Vintage J.J.Corry’s Finest Matured Irish Whiskey Framed Advert 27cm x 35cm Corofin Co Clare
Kilrush,Co Clare was synonymous in the 1800s with a renowned whiskey bonder called J.J. Corry. J.J. was an innovator and a man before his time. His little shop at 63 Henry St. Kilrush was a key part of the local community and the only place where you could buy J.J.’s pride whiskey, “Corry’s Special Malt.” It was available by the glass for 3 pennies or by the jar.
J.J Corry : A Man Before His Time
J.J. was a true entrepreneur and innovator, born on a farm close to our brand home. Because he was not the first born son he was forced to make this own way in the world. We know that he dabbled in auctioneering before he set up his shop in 1890. Once he acquired the premises, and, after marrying the girl from the pub next door, he immediately set about developing his own brand. The town of Kilrush was a busy international port in the 1890s and J.J. would have purchased goods from all over the world directly from the ships’ Captains fresh from their travels. He sold tea from India, Rum from the Caribbean, Wine from France and Port from Portugal in addition to musical instruments, guns, ammunition and bicycles.

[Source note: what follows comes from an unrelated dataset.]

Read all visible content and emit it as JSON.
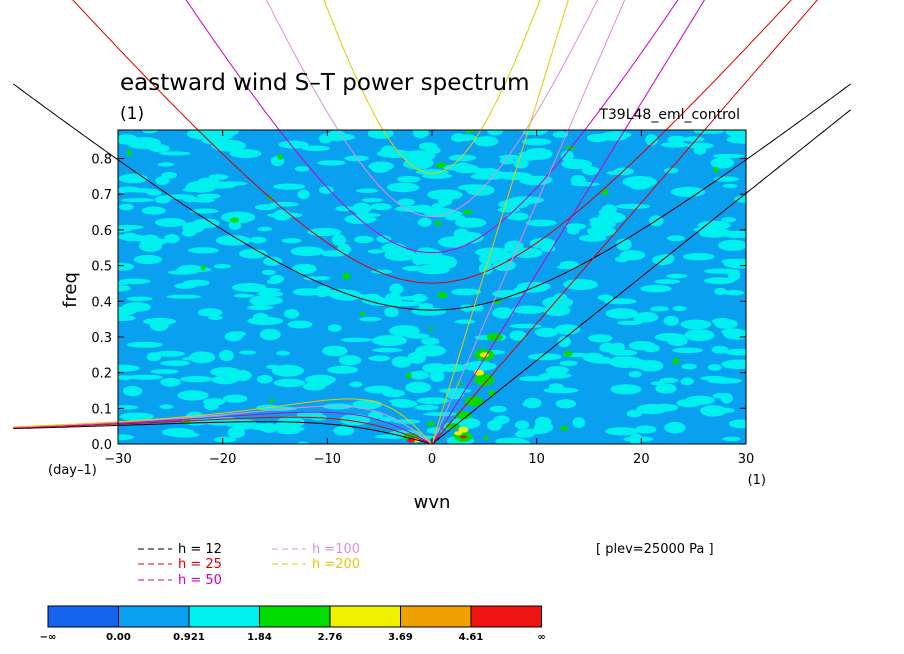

As well as a pillar of the community, J.J. was also a true renaissance man and an early adopter of technology. As the social secretary of the town cycling club he even went as far as inventing his own bicycle, ‘The Gael’, after which we named our first whiskey. Most of all, J.J. was known for his hospitality and of course, his whiskey.
What is Irish Whiskey Bonding?
There was a time when every town in Ireland had its own particular flavour of whiskey. The Golden Age of Irish Whiskey (the late 19th century) saw hundreds of distilleries operating on the Island of Ireland. Most did not have their own brands of whiskey at that time, rather the distilleries simply made their whiskey and sold it wholesale to the Bonders. Bonders would have been jacks of all trades, the publicans, grocers, mercantile owners. They would travel to their local distillery with the empty barrels they’d have from their pub trade, fill them up with new make spirit and then cart them home and store them for ageing and blending. This business model was extremely accessible as there was no expense in building or running a distillery, which meant that there were Whiskey Bonders in every town across Ireland. Because so much of whiskey’s flavour comes from the barrel in which it is aged in and from the climate where that barrel is stored, this meant that there was huge variety of regional flavours within Irish Whiskey. The Irish Whiskey industry collapsed in the early 1900’s and with it came the closure of all but 4 distilleries in Ireland. Those distilleries since bought by multinational organisations have made almost all the Irish Whiskey produced ever since. They created individual whiskey brands and turned off the tap to Grocers thereby shutting down the practice of Whiskey Bonding.